O vento
e suas maneiras
Cyro de
Mattos
A mãe dizia:
- Pra dentro menino! É vem o vento
levado levando cisco!
Quando feria o olho com um cisco, inflamava,
causava aborrecimento.
No verão abafado refrescava. Se fosse
no tempo de veraneio, na cidade vizinha, de praias lindíssimas, tinha o gosto
de sal. Rolava com as ondas, que rugiam como se fossem leões de jubas brancas e
luminosas. Zangado batia, voltava, batia. Reinventava-se na areia como colares
de espuma. Rendilhado murmurejava, cochichava com peixinhos minúsculos no raso.
Ao largo fazia das vagas tirânicos
vagões, incríveis vagalhões, tufão. Quebrava o mastro, afundava a embarcação. Mostrava-se
indiferente aos gritos lancinantes dos náufragos pedindo por socorro. Era
impiedoso, esbagaçava as ondas no rochedo. Tomava altura inimaginável.
Mágico, mais ligeiro do que tudo em
movimento veloz, o único que sem pernas ia até o fim do mundo, chegando primeiro.
Esmurrava o rio na enchente, causando estragos nas casas ribeirinhas e na
avenida principal onde estava instalado um comercinho ativo.

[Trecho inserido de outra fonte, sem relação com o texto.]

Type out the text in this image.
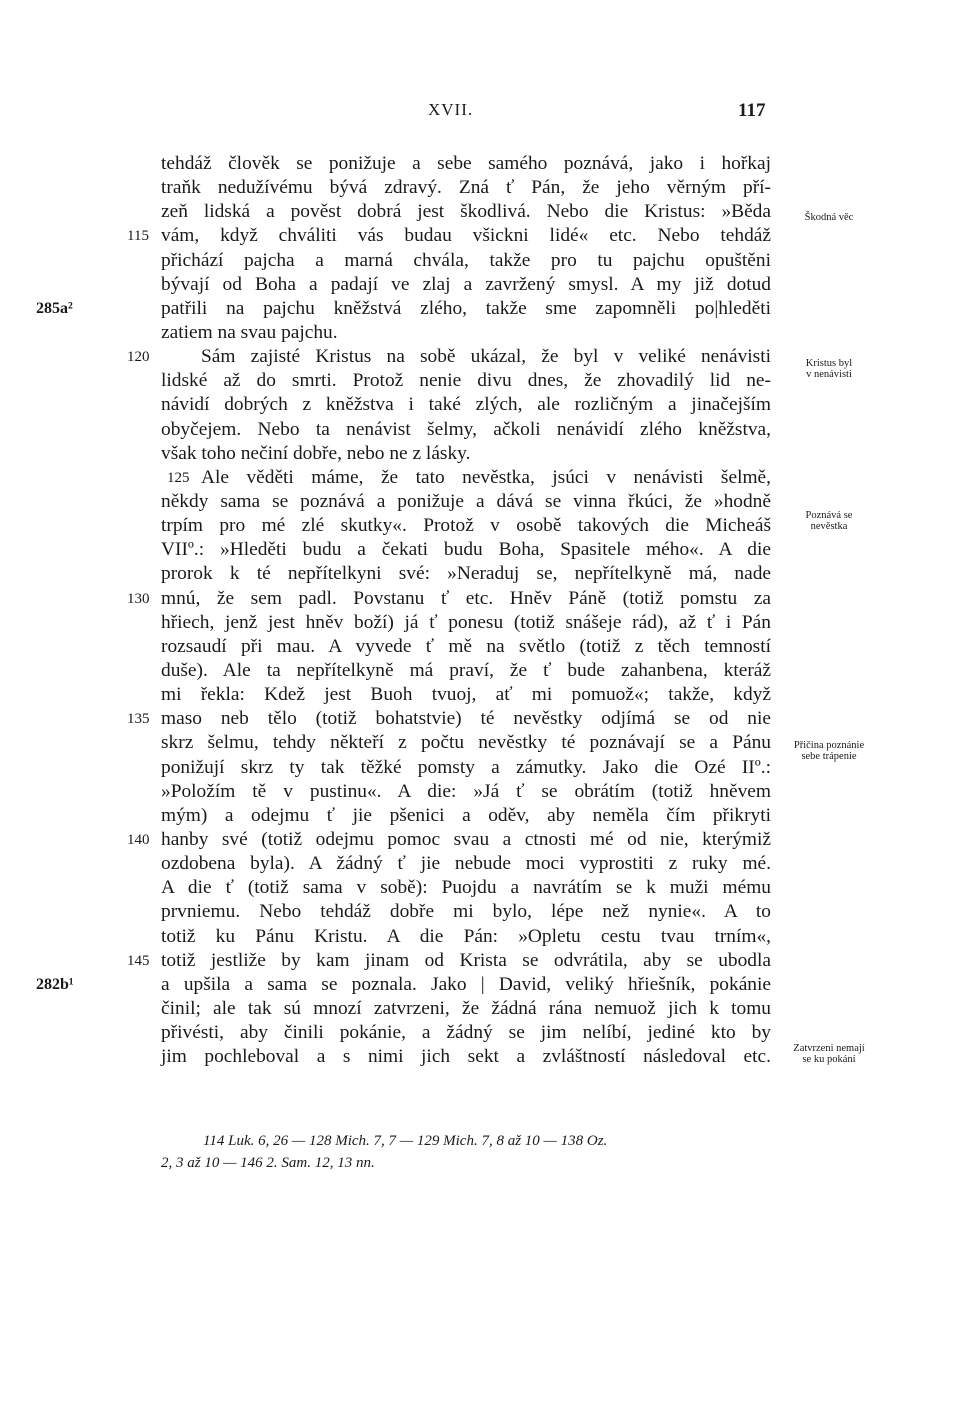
XVII.	117
tehdáž člověk se ponižuje a sebe samého poznává, jako i hořkaj
traňk nedužívému bývá zdravý. Zná ť Pán, že jeho věrným pří-
zeň lidská a pověst dobrá jest škodlivá. Nebo die Kristus: »Běda
115 vám, když chváliti vás budau všickni lidé« etc. Nebo tehdáž
přichází pajcha a marná chvála, takže pro tu pajchu opuštěni
bývají od Boha a padají ve zlaj a zavržený smysl. A my již dotud
285a²	patřili na pajchu kněžstvá zlého, takže sme zapomněli po|hleděti
zatiem na svau pajchu.
120	Sám zajisté Kristus na sobě ukázal, že byl v veliké nenávisti
lidské až do smrti. Protož nenie divu dnes, že zhovadilý lid ne-
návidí dobrých z kněžstva i také zlých, ale rozličným a jinačejším
obyčejem. Nebo ta nenávist šelmy, ačkoli nenávidí zlého kněžstva,
však toho nečiní dobře, nebo ne z lásky.
125 Ale věděti máme, že tato nevěstka, jsúci v nenávisti šelmě,
někdy sama se poznává a ponižuje a dává se vinna řkúci, že »hodně
trpím pro mé zlé skutky«. Protož v osobě takových die Micheáš
VIIº.: »Hleděti budu a čekati budu Boha, Spasitele mého«. A die
prorok k té nepřítelkyni své: »Neraduj se, nepřítelkyně má, nade
130 mnú, že sem padl. Povstanu ť etc. Hněv Páně (totiž pomstu za
hřiech, jenž jest hněv boží) já ť ponesu (totiž snášeje rád), až ť i Pán
rozsaudí při mau. A vyvede ť mě na světlo (totiž z těch temností
duše). Ale ta nepřítelkyně má praví, že ť bude zahanbena, kteráž
mi řekla: Kdež jest Buoh tvuoj, ať mi pomuož«; takže, když
135 maso neb tělo (totiž bohatstvie) té nevěstky odjímá se od nie
skrz šelmu, tehdy někteří z počtu nevěstky té poznávají se a Pánu
ponižují skrz ty tak těžké pomsty a zámutky. Jako die Ozé IIº.:
»Položím tě v pustinu«. A die: »Já ť se obrátím (totiž hněvem
mým) a odejmu ť jie pšenici a oděv, aby neměla čím přikryti
140 hanby své (totiž odejmu pomoc svau a ctnosti mé od nie, kterýmiž
ozdobena byla). A žádný ť jie nebude moci vyprostiti z ruky mé.
A die ť (totiž sama v sobě): Puojdu a navrátím se k muži mému
prvniemu. Nebo tehdáž dobře mi bylo, lépe než nynie«. A to
totiž ku Pánu Kristu. A die Pán: »Opletu cestu tvau trním«,
145 totiž jestliže by kam jinam od Krista se odvrátila, aby se ubodla
282b¹	a upšila a sama se poznala. Jako | David, veliký hřiešník, pokánie
činil; ale tak sú mnozí zatvrzeni, že žádná rána nemuož jich k tomu
přivésti, aby činili pokánie, a žádný se jim nelíbí, jediné kto by
jim pochleboval a s nimi jich sekt a zvláštností následoval etc.
Škodná věc
Kristus byl
v nenávisti
Poznává se
nevěstka
Přičina poznánie
sebe trápenie
Zatvrzeni nemají
se ku pokání
114 Luk. 6, 26 — 128 Mich. 7, 7 — 129 Mich. 7, 8 až 10 — 138 Oz.
2, 3 až 10 — 146 2. Sam. 12, 13 nn.
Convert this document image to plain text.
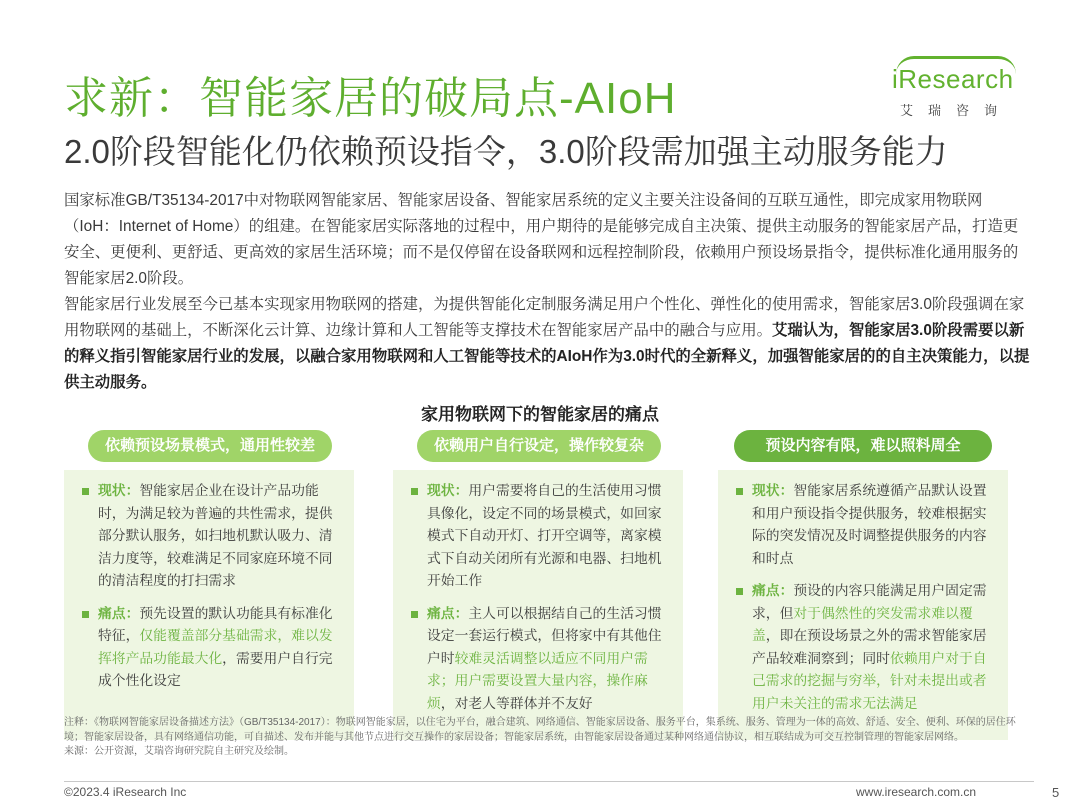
求新：智能家居的破局点-AIoH
2.0阶段智能化仍依赖预设指令，3.0阶段需加强主动服务能力
iResearch
艾瑞咨询

国家标准GB/T35134-2017中对物联网智能家居、智能家居设备、智能家居系统的定义主要关注设备间的互联互通性，即完成家用物联网（IoH：Internet of Home）的组建。在智能家居实际落地的过程中，用户期待的是能够完成自主决策、提供主动服务的智能家居产品，打造更安全、更便利、更舒适、更高效的家居生活环境；而不是仅停留在设备联网和远程控制阶段，依赖用户预设场景指令，提供标准化通用服务的智能家居2.0阶段。

智能家居行业发展至今已基本实现家用物联网的搭建，为提供智能化定制服务满足用户个性化、弹性化的使用需求，智能家居3.0阶段强调在家用物联网的基础上，不断深化云计算、边缘计算和人工智能等支撑技术在智能家居产品中的融合与应用。艾瑞认为，智能家居3.0阶段需要以新的释义指引智能家居行业的发展，以融合家用物联网和人工智能等技术的AIoH作为3.0时代的全新释义，加强智能家居的的自主决策能力，以提供主动服务。

家用物联网下的智能家居的痛点
依赖预设场景模式，通用性较差
现状：智能家居企业在设计产品功能时，为满足较为普遍的共性需求，提供部分默认服务，如扫地机默认吸力、清洁力度等，较难满足不同家庭环境不同的清洁程度的打扫需求
痛点：预先设置的默认功能具有标准化特征，仅能覆盖部分基础需求，难以发挥将产品功能最大化，需要用户自行完成个性化设定
依赖用户自行设定，操作较复杂
现状：用户需要将自己的生活使用习惯具像化，设定不同的场景模式，如回家模式下自动开灯、打开空调等，离家模式下自动关闭所有光源和电器、扫地机开始工作
痛点：主人可以根据结自己的生活习惯设定一套运行模式，但将家中有其他住户时较难灵活调整以适应不同用户需求；用户需要设置大量内容，操作麻烦，对老人等群体并不友好
预设内容有限，难以照料周全
现状：智能家居系统遵循产品默认设置和用户预设指令提供服务，较难根据实际的突发情况及时调整提供服务的内容和时点
痛点：预设的内容只能满足用户固定需求，但对于偶然性的突发需求难以覆盖，即在预设场景之外的需求智能家居产品较难洞察到；同时依赖用户对于自己需求的挖掘与穷举，针对未提出或者用户未关注的需求无法满足
注释：《物联网智能家居设备描述方法》（GB/T35134-2017）：物联网智能家居，以住宅为平台，融合建筑、网络通信、智能家居设备、服务平台，集系统、服务、管理为一体的高效、舒适、安全、便利、环保的居住环境；智能家居设备，具有网络通信功能，可自描述、发布并能与其他节点进行交互操作的家居设备；智能家居系统，由智能家居设备通过某种网络通信协议，相互联结成为可交互控制管理的智能家居网络。
来源：公开资源，艾瑞咨询研究院自主研究及绘制。
©2023.4 iResearch Inc	www.iresearch.com.cn	5
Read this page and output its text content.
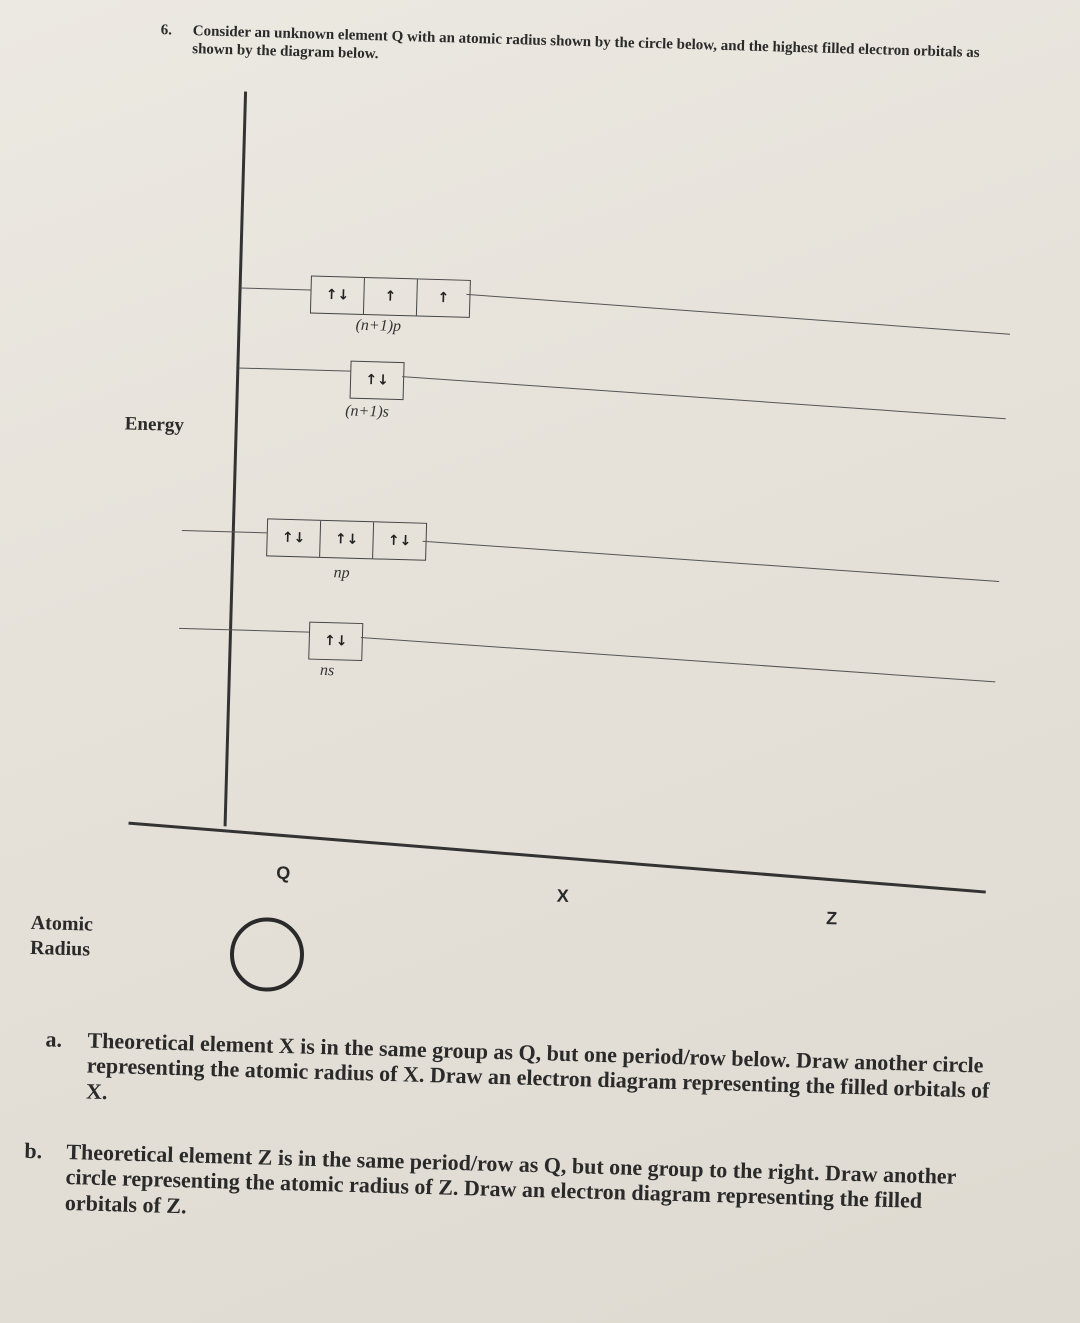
6. Consider an unknown element Q with an atomic radius shown by the circle below, and the highest filled electron orbitals as shown by the diagram below.
Energy
↑↓	↑	↑
(n+1)p
↑↓
(n+1)s
↑↓	↑↓	↑↓
np
↑↓
ns
Q
X
Z
Atomic
Radius
a. Theoretical element X is in the same group as Q, but one period/row below. Draw another circle representing the atomic radius of X. Draw an electron diagram representing the filled orbitals of X.
b. Theoretical element Z is in the same period/row as Q, but one group to the right. Draw another circle representing the atomic radius of Z. Draw an electron diagram representing the filled orbitals of Z.
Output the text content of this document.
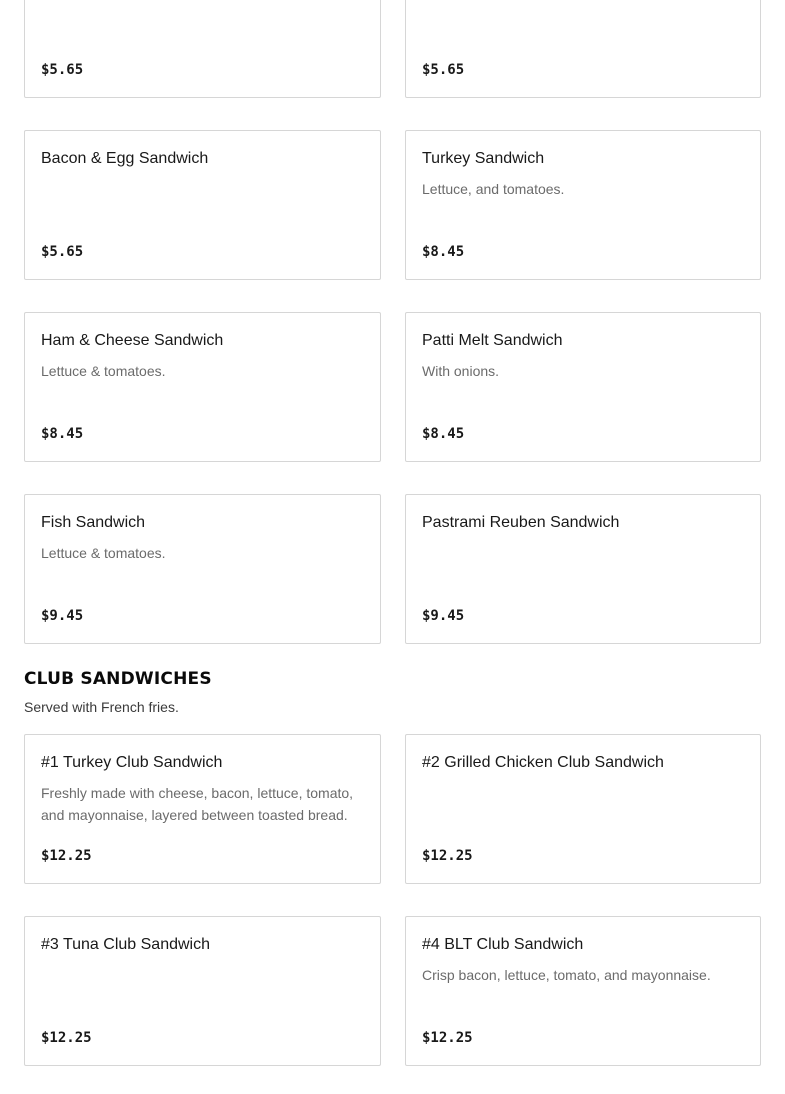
$5.65	$5.65
Bacon & Egg Sandwich
$5.65
Turkey Sandwich
Lettuce, and tomatoes.
$8.45
Ham & Cheese Sandwich
Lettuce & tomatoes.
$8.45
Patti Melt Sandwich
With onions.
$8.45
Fish Sandwich
Lettuce & tomatoes.
$9.45
Pastrami Reuben Sandwich
$9.45
CLUB SANDWICHES
Served with French fries.
#1 Turkey Club Sandwich
Freshly made with cheese, bacon, lettuce, tomato, and mayonnaise, layered between toasted bread.
$12.25
#2 Grilled Chicken Club Sandwich
$12.25
#3 Tuna Club Sandwich
$12.25
#4 BLT Club Sandwich
Crisp bacon, lettuce, tomato, and mayonnaise.
$12.25
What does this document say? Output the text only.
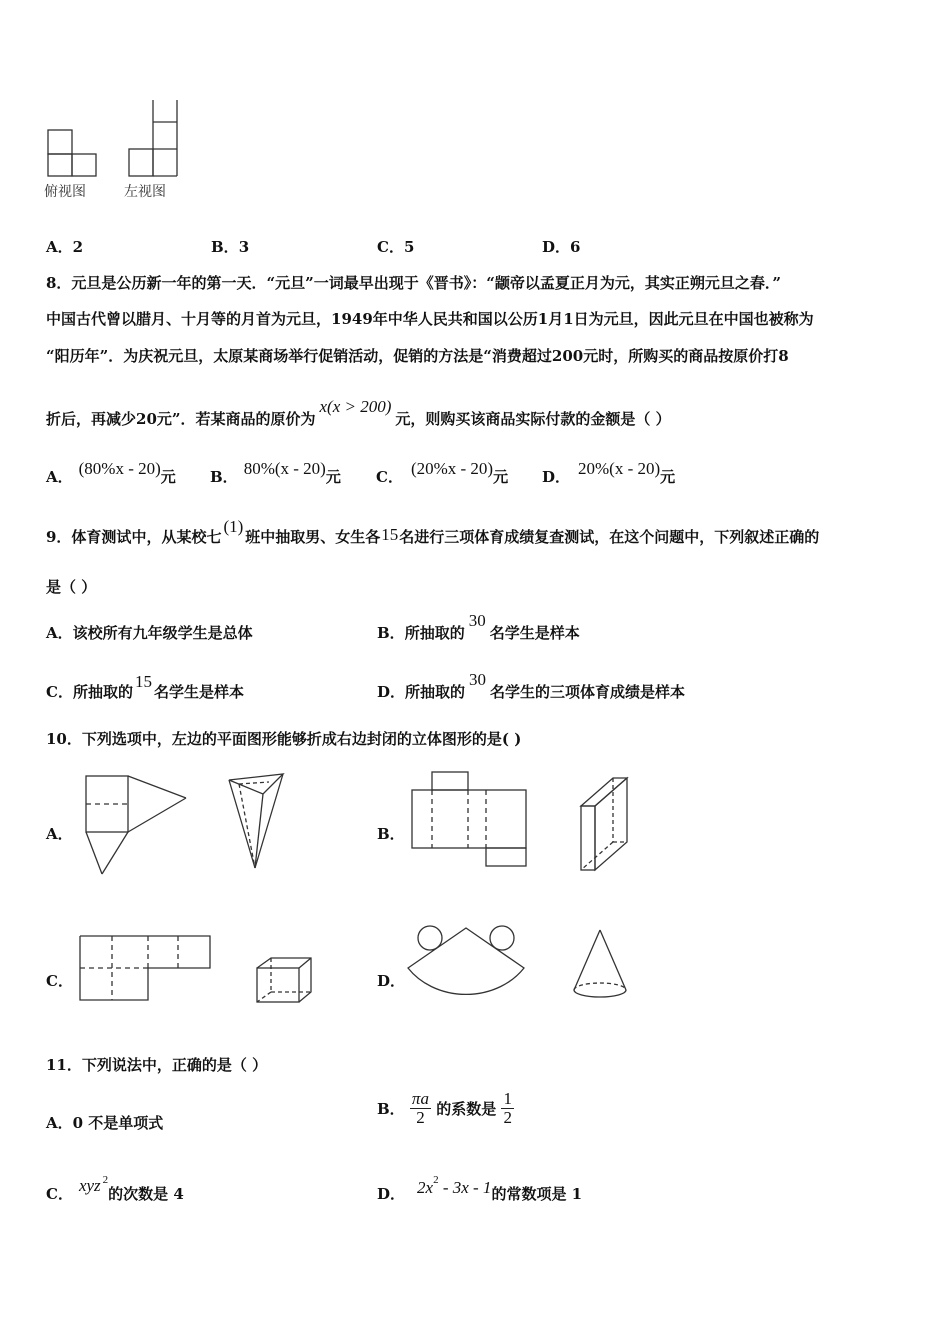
俯视图	左视图
A．2	B．3	C．5	D．6
8．元旦是公历新一年的第一天．“元旦”一词最早出现于《晋书》：“颛帝以孟夏正月为元，其实正朔元旦之春．”
中国古代曾以腊月、十月等的月首为元旦，1949年中华人民共和国以公历1月1日为元旦，因此元旦在中国也被称为
“阳历年”．为庆祝元旦，太原某商场举行促销活动，促销的方法是“消费超过200元时，所购买的商品按原价打8
折后，再减少20元”．若某商品的原价为x(x > 200)元，则购买该商品实际付款的金额是（ ）
A． (80%x - 20)元 B． 80%(x - 20)元 C． (20%x - 20)元 D． 20%(x - 20)元
9．体育测试中，从某校七(1)班中抽取男、女生各15名进行三项体育成绩复查测试，在这个问题中，下列叙述正确的
是（ ）
A．该校所有九年级学生是总体	B．所抽取的30名学生是样本
C．所抽取的15名学生是样本	D．所抽取的30名学生的三项体育成绩是样本
10．下列选项中，左边的平面图形能够折成右边封闭的立体图形的是( )
A．	B．
C．	D．
11．下列说法中，正确的是（ ）
A．0 不是单项式
B． $\frac{\pi a}{2}$ 的系数是 $\frac{1}{2}$
C． xyz $^2$的次数是 4	D． $2x^2 - 3x - 1$的常数项是 1
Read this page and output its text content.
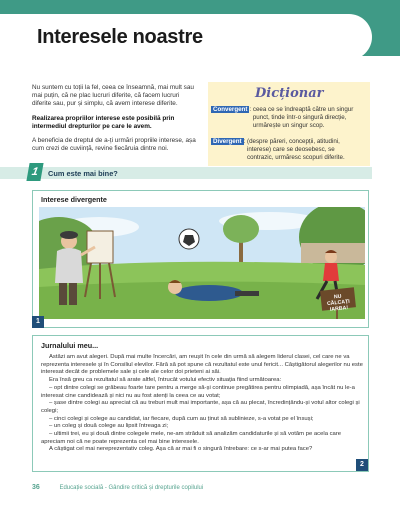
Interesele noastre

Nu suntem cu toții la fel, ceea ce înseamnă, mai mult sau mai puțin, că ne plac lucruri diferite, că facem lucruri diferite sau, pur și simplu, că avem interese diferite.

Realizarea propriilor interese este posibilă prin intermediul drepturilor pe care le avem.

A beneficia de dreptul de a-ți urmări propriile interese, așa cum crezi de cuviință, revine fiecăruia dintre noi.

Dicționar
Convergent : ceea ce se îndreaptă către un singur punct, tinde într-o singură direcție, urmărește un singur scop.
Divergent : (despre păreri, concepții, atitudini, interese) care se deosebesc, se contrazic, urmăresc scopuri diferite.
1	Cum este mai bine?
Interese divergente
NU
CĂLCAȚI
IARBA!
1
Jurnalului meu...

Astăzi am avut alegeri. După mai multe încercări, am reușit în cele din urmă să alegem liderul clasei, cel care ne va reprezenta interesele și în Consiliul elevilor. Fără să pot spune că rezultatul este unul fericit... Câștigătorul alegerilor nu este interesat decât de problemele sale și cele ale celor doi prieteni ai săi.

Era însă greu ca rezultatul să arate altfel, întrucât votului efectiv situația fiind următoarea:

– opt dintre colegi se grăbeau foarte tare pentru a merge să-și continue pregătirea pentru olimpiadă, așa încât nu le-a interesat cine candidează și nici nu au fost atenți la ceea ce au votat;

– șase dintre colegi au apreciat că au treburi mult mai importante, așa că au plecat, încredințându-și votul altor colegi și colegi;

– cinci colegi și colege au candidat, iar fiecare, după cum au ținut să sublinieze, s-a votat pe el însuși;

– un coleg și două colege au lipsit întreaga zi;

– ultimii trei, eu și două dintre colegele mele, ne-am străduit să analizăm candidaturile și să votăm pe acela care apreciam noi că ne poate reprezenta cel mai bine interesele.

A câștigat cel mai nereprezentativ coleg. Așa că ar mai fi o singură întrebare: ce s-ar mai putea face?

2
36	Educație socială - Gândire critică și drepturile copilului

Travesso zuinchava na greta da porta e da
janela. Interrompia o sono das pessoas quando dormiam na cidade pequena, após
mais um dia de trabalho estafante, fazendo barulho nas telhas de alumínio no
telhado.
Salpicado de verdes e azuis rolava no
mar, pra lá, pra cá. Dava uma sensação agradável quando soprava no campo com o
gosto de terra molhada. Morno, gostava de fazer carícia no rosto da árvore
frutífera, folhas como cílios pestanejavam.
Tocava uma música suave nas folhas da
palmeira, farfalhava no quintal durante a primavera cheia de passarinhos
saltitantes, voos e gorjeios.
. No inverno esvoaçava toalhas de névoa
pelas ruas vazias da cidade, penetrada de frieza, os ares gelatinosos, tendo
aspecto fantasmal. Em trêmulos movimentos, seus espectros de névoa vagavam por
todos os cantos.
Vento, ventania, vendaval. Levava tudo
que encontrava pela frente. Derrubava árvore, poste, ponte. Mudava a casa de um
lugar para outro. Emborcava o caminhão, rompia a ponte, fazia rachaduras nas
paredes do prédio. A lona do circo
fora jogada longe, o sobrado desmoronou-se, ficou reduzido a escombros, não
perdoou nem o nome do dono, Comendador Ataulfo Seabra, em grandes letras de
bronze gravadas na fachada. Botou abaixo o muro que cercava o estádio de
futebol, as torres de iluminação do campo ficaram aos pedaços.
Quando era leve, chegava de mansinho para soprar
na florzinha da plantinha sozinha no brejo. Afagava, recebia de volta
fragrâncias, retornava ao seu rumo incerto,
ninguém sabe onde começa nem termina.
Assoviava no canavial, açoitava,
chicoteava as folhas da cana, que se agachavam e subiam, ondulavam como num mar
verdejante, agitado na terra preta do engenho.
No velório amolava sua lâmina com os mudos
gemidos da mulher, inconformada com a perda irreparável do marido. Dava frio na
barriga dos que estavam presentes na vigília do velório. A expressão do rosto coberto
de sombra e tristeza. Os olhos assombrados no ambiente quieto, sem compreender
o que estava acontecendo, atemorizados com a presença daquele vento, frio, sem
cor, pousado no morto. Transtornava, incompreensível, desconcertava.
Era este o vento que metia mais medo,
imóvel, surdo, cego, mudo, habitava severo no funeral das horas.